Price is wrong for Resolution

If Standard Life is going to enter the bid battle for Resolution its board has until close of play tomorrow to make its move - and probably the rest of the directors' business lives to regret it. For, tempting as it may be to go on the acquisition trail, its shareholders are going to need a lot of convincing. The fear is that even if this is the right deal it is the wrong price.

Consider the following. This time 12 months ago Standard Life and Resolution were in talks, and these dragged on for what felt like six months, although it was probably a bit less, before in the end the Scottish company pulled back. It need hardly be said that Resolution's share price was quite a bit lower at that time.

Then, throughout this summer, after Hugh Osmond's Pearl had made it obvious it would like to spoil the proposed merger between Resolution and Friends' Provident, Standard Life engaged with him to see how they might co-operate in a counter-bid and divide up the spoils between them.
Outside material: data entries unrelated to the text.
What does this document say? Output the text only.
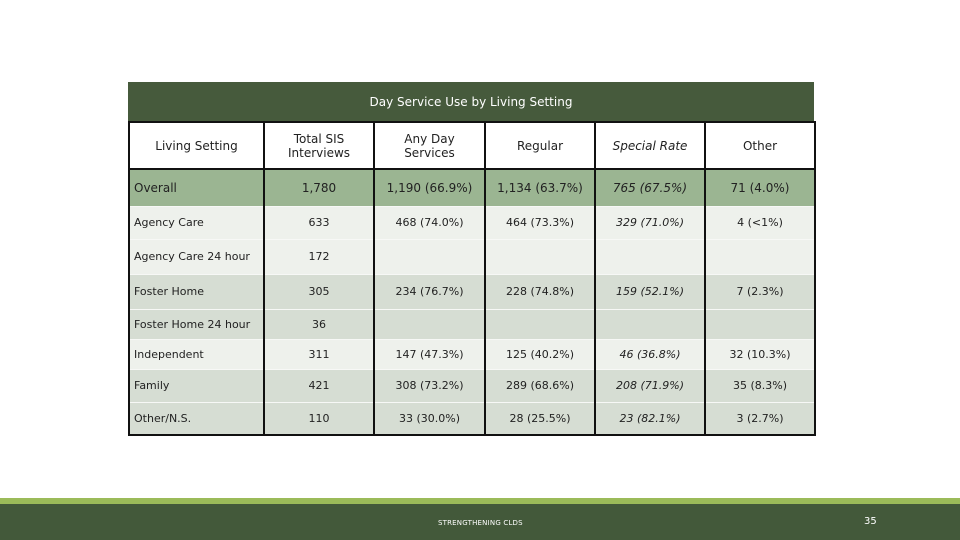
Day Service Use by Living Setting
Living Setting	Total SIS Interviews	Any Day Services	Regular	Special Rate	Other
Overall	1,780	1,190 (66.9%)	1,134 (63.7%)	765 (67.5%)	71 (4.0%)
Agency Care	633	468 (74.0%)	464 (73.3%)	329 (71.0%)	4 (<1%)
Agency Care 24 hour	172				
Foster Home	305	234 (76.7%)	228 (74.8%)	159 (52.1%)	7 (2.3%)
Foster Home 24 hour	36				
Independent	311	147 (47.3%)	125 (40.2%)	46 (36.8%)	32 (10.3%)
Family	421	308 (73.2%)	289 (68.6%)	208 (71.9%)	35 (8.3%)
Other/N.S.	110	33 (30.0%)	28 (25.5%)	23 (82.1%)	3 (2.7%)
STRENGTHENING CLDS	35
The proposal was broadly that Standard Life should take the slice of the Resolution business that Pearl has in fact now contracted to sell to Royal London - but the only reason Royal ever got a sniff of the deal was again because Standard Life could not see enough obvious synergies to make it a musthave, and just dragged its feet too long.
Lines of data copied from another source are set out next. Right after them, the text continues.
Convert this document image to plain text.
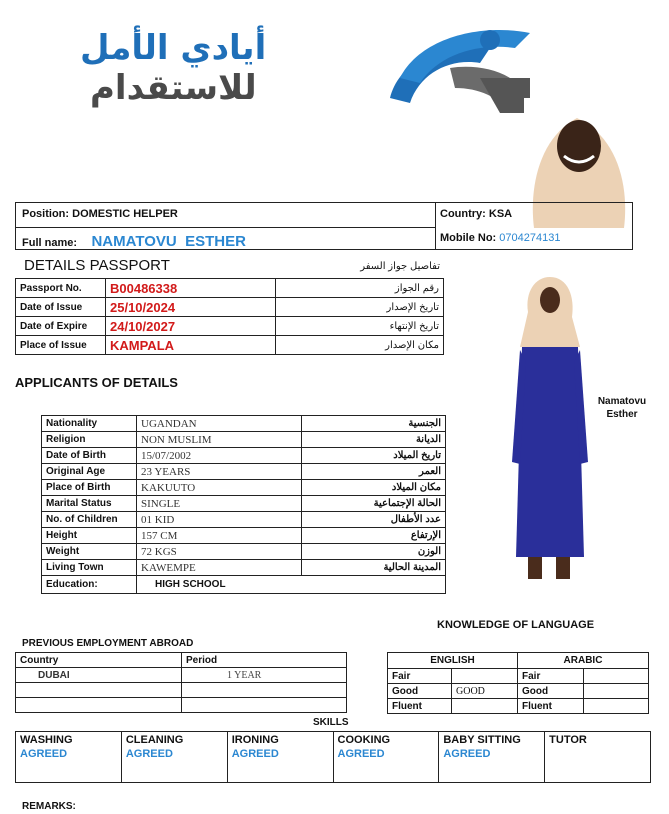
أيادي الأمل
للاستقدام
Position: DOMESTIC HELPER	Country: KSA
Full name: NAMATOVU  ESTHER	Mobile No: 0704274131
DETAILS PASSPORT	تفاصيل جواز السفر
Passport No.	B00486338	رقم الجواز
Date of Issue	25/10/2024	تاريخ الإصدار
Date of Expire	24/10/2027	تاريخ الإنتهاء
Place of Issue	KAMPALA	مكان الإصدار
Namatovu
Esther
APPLICANTS OF DETAILS
Nationality	UGANDAN	الجنسية
Religion	NON MUSLIM	الديانة
Date of Birth	15/07/2002	تاريخ الميلاد
Original Age	23 YEARS	العمر
Place of Birth	KAKUUTO	مكان الميلاد
Marital Status	SINGLE	الحالة الإجتماعية
No. of Children	01 KID	عدد الأطفال
Height	157 CM	الإرتفاع
Weight	72 KGS	الوزن
Living Town	KAWEMPE	المدينة الحالية
Education:	HIGH SCHOOL	
KNOWLEDGE OF LANGUAGE
ENGLISH		ARABIC	
Fair		Fair	
Good	GOOD	Good	
Fluent		Fluent	
PREVIOUS EMPLOYMENT ABROAD
Country	Period
DUBAI	1 YEAR

SKILLS
WASHING
AGREED

CLEANING
AGREED

IRONING
AGREED

COOKING
AGREED

BABY SITTING
AGREED

TUTOR
REMARKS:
Now the one thing you would conclude from that is that Standard Life could not see the value or the logic of a Resolution deal no matter which way it looked at it. However, you would conclude wrong. There is still time for it to draw back, but all the indications are that it is coming after Resolution, in partnership with Swiss Re, with a proposed offer that would turn out very similar to what was on offer from Pearl months ago.

Except that it will be massively more expensive - partly because they are now launching into a competitive auction, partly because they still have to sell their surplus assets to their partners, the Swiss, who most certainly know how to screw someone when they have them over a barrel.

The logic of Standard Life buying Resolution is not too different from why Friends Provident wants to merge with Resolution (albeit Friends' striking price is hugely less).

It is attractive because it solves any lingering capital constraints on growing the business, because Resolution is highly cash-generative, and both Friends and Standard think it opens up opportunities for cross-selling their products to Resolution customers - though why anyone in a Resolution zombie fund would want to buy another insurance product ever in their lives after what has happened to them is given rather less attention than it should be. But that only makes sense if they don't overpay.

Even then it is not just about price. Standard Life has only just emerged from intensive care, and there must be doubts if it has the depth of management skills to handle this kind of deal and its attendant disruption, politicking and distractions.

One can understand how Sandy Crombie, the chief executive who turned the business round, now wants to finish his career with a transformational deal, and how as a new chairman Gerry Grimstone is reluctant to stand in his way. But it is the shareholders who have to live with the aftermath. Standard Life has a lot of work to do to persuade them this is the first Gulf War, not the second.